Si le restaurant «Chez Pascale» est ouvert depuis près de trente ans, le restaurant libanais, lui, n’est ouvert que depuis un an. L’idée était «d’agrandir la capacité du restaurant de 'Chez Pascale' le soir, puisque ce n’était plus ouvert le midi. (…) J’ai alors proposé, pour le midi, de faire du libanais parce que les gens adorent ça et en demandent. Elle m’a dit ‘vas-y lance-toi'», raconte Georgette. «C’est une façon de montrer aux gens ce qu’est réellement le Liban», ajoute-t-elle, précisant par ailleurs que les produits qui sont utilisés dans la cuisine du restaurant viennent directement du pays du Cèdre.

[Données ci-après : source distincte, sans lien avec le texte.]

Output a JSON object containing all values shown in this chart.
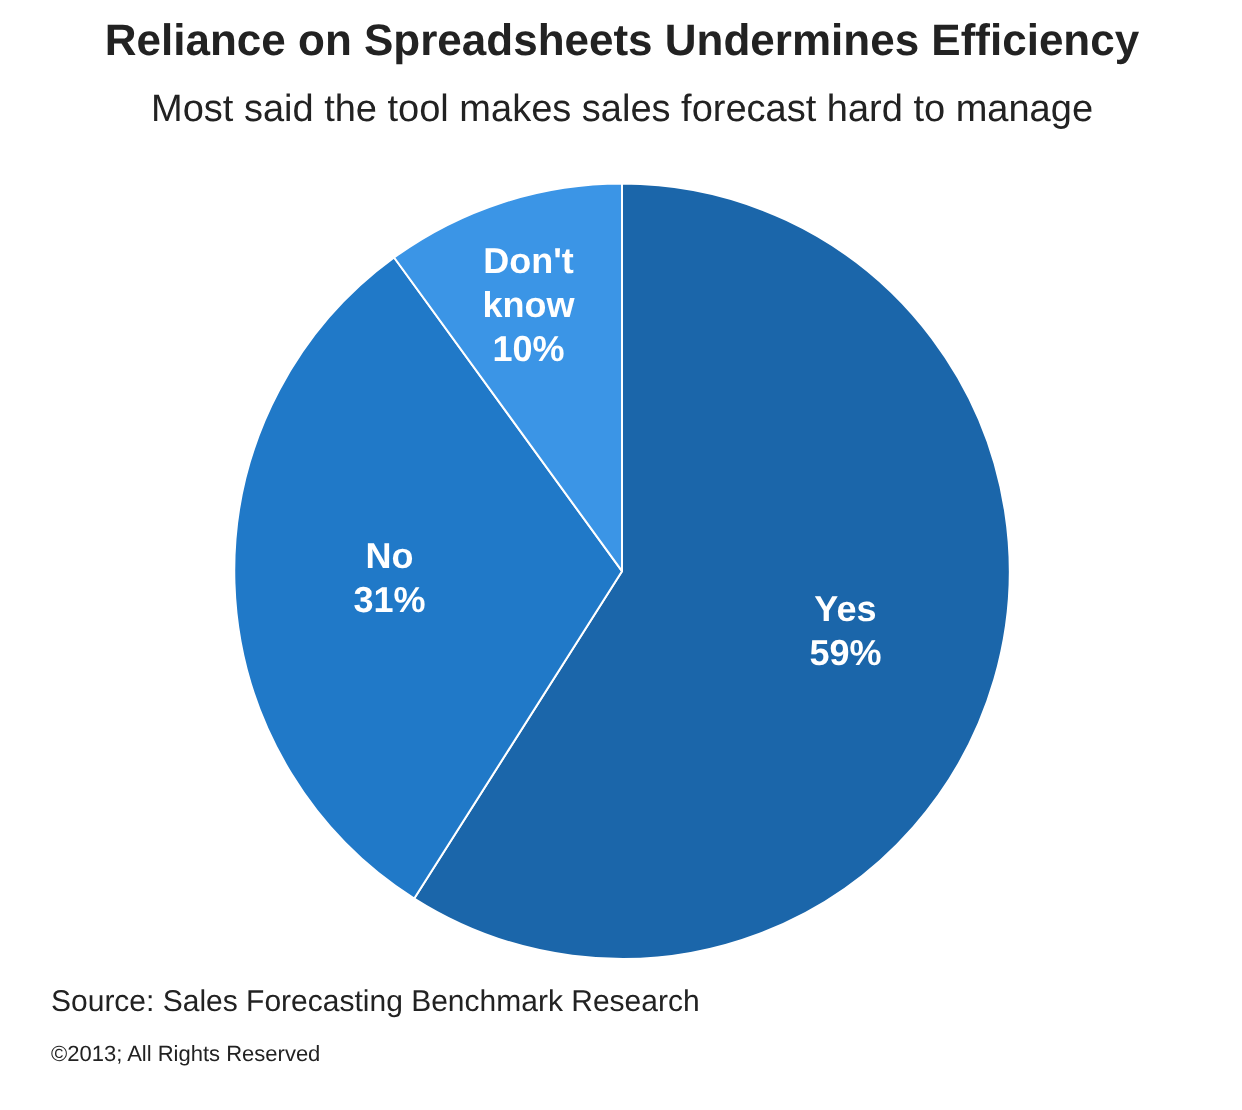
{
  "chart_data": {
    "type": "pie",
    "title": "Reliance on Spreadsheets Undermines Efficiency",
    "subtitle": "Most said the tool makes sales forecast hard to manage",
    "categories": [
      "Yes",
      "No",
      "Don't know"
    ],
    "values": [
      59,
      31,
      10
    ],
    "colors": [
      "#1b66aa",
      "#2079c8",
      "#3b95e6"
    ],
    "value_labels": [
      "59%",
      "31%",
      "10%"
    ],
    "annotations": [
      "Source: Sales Forecasting Benchmark Research",
      "©2013; All Rights Reserved"
    ]
  }
}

Le restaurant emploie également une salariée, libanaise elle aussi: Carole, 27 ans. Elle officie en cuisine. C’est elle qui prépare les plats que les clients dégustent. Originaire du Akkar, dans le nord du pays du Cèdre, Carole est arrivée en Corse il y a trois ans et s’est installée à Ajaccio depuis un an. La restauration n’est pas non plus son cœur de formation, elle qui est titulaire d’un master en biochimie de l’université libanaise et d’un deuxième master dans la même discipline de l’université de Corte. «J’ai des bases et des recettes que j’ai apprises à la maison, en famille, ou qui viennent de Georgette. Mais Pascale me donne toujours des conseils pour m’améliorer, elle connaît mieux la profession que moi», explique Carole.

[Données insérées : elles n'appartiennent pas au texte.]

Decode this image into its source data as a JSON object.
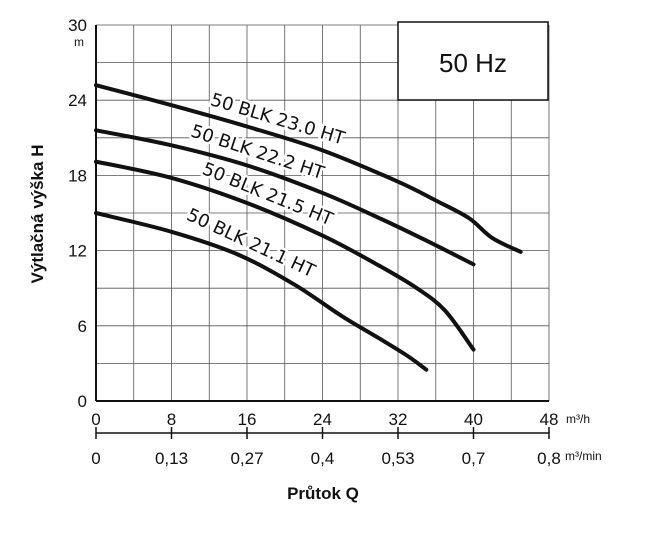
{
  "chart_data": {
    "type": "line",
    "xlabel": "Průtok Q",
    "ylabel": "Výtlačná výška H",
    "y_unit": "m",
    "x_unit_primary": "m³/h",
    "x_unit_secondary": "m³/min",
    "xlim": [
      0,
      48
    ],
    "ylim": [
      0,
      30
    ],
    "x_ticks": [
      "0",
      "8",
      "16",
      "24",
      "32",
      "40",
      "48"
    ],
    "y_ticks": [
      "0",
      "6",
      "12",
      "18",
      "24",
      "30"
    ],
    "x2_ticks": [
      "0",
      "0,13",
      "0,27",
      "0,4",
      "0,53",
      "0,7",
      "0,8"
    ],
    "grid": true,
    "annotation": "50 Hz",
    "series": [
      {
        "name": "50 BLK 23.0 HT",
        "x": [
          0,
          8,
          16,
          24,
          32,
          36,
          39.5,
          42,
          45
        ],
        "y": [
          25.2,
          23.6,
          21.9,
          20.0,
          17.5,
          16.0,
          14.6,
          13.0,
          11.9
        ]
      },
      {
        "name": "50 BLK 22.2 HT",
        "x": [
          0,
          8,
          16,
          24,
          30,
          35,
          40
        ],
        "y": [
          21.6,
          20.4,
          18.8,
          16.6,
          14.6,
          12.8,
          10.9
        ]
      },
      {
        "name": "50 BLK 21.5 HT",
        "x": [
          0,
          8,
          16,
          24,
          30,
          34,
          37,
          40
        ],
        "y": [
          19.1,
          17.8,
          15.8,
          13.2,
          10.8,
          9.0,
          7.2,
          4.1
        ]
      },
      {
        "name": "50 BLK 21.1 HT",
        "x": [
          0,
          8,
          15,
          21,
          26,
          30,
          33,
          35
        ],
        "y": [
          15.0,
          13.5,
          11.7,
          9.3,
          6.8,
          5.0,
          3.6,
          2.5
        ]
      }
    ]
  }
}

Derrière ses fourneaux, elle confie à Ici Beyrouth son chemin jusqu’à Ajaccio. «Ma sœur connaissait Georgette. Je l’ai rencontrée pour un job d’été dans le restaurant (…) et je suis tellement bien en Corse que je suis restée à Ajaccio», indique-t-elle, mettant notamment en avant la proximité culturelle entre la Corse et le Liban. «La Corse est une deuxième maison. Je me sens ici chez moi. Je suis bien entourée.»

Climat, géographie, culture, mentalité, traditions… les liens entre Corse et Liban sont ainsi historiques et incontestables. Ces peuples sont liés, s’entendent et se comprennent… même à des milliers de kilomètres l’un de l’autre. La Méditerranée assure et entretient cette liaison.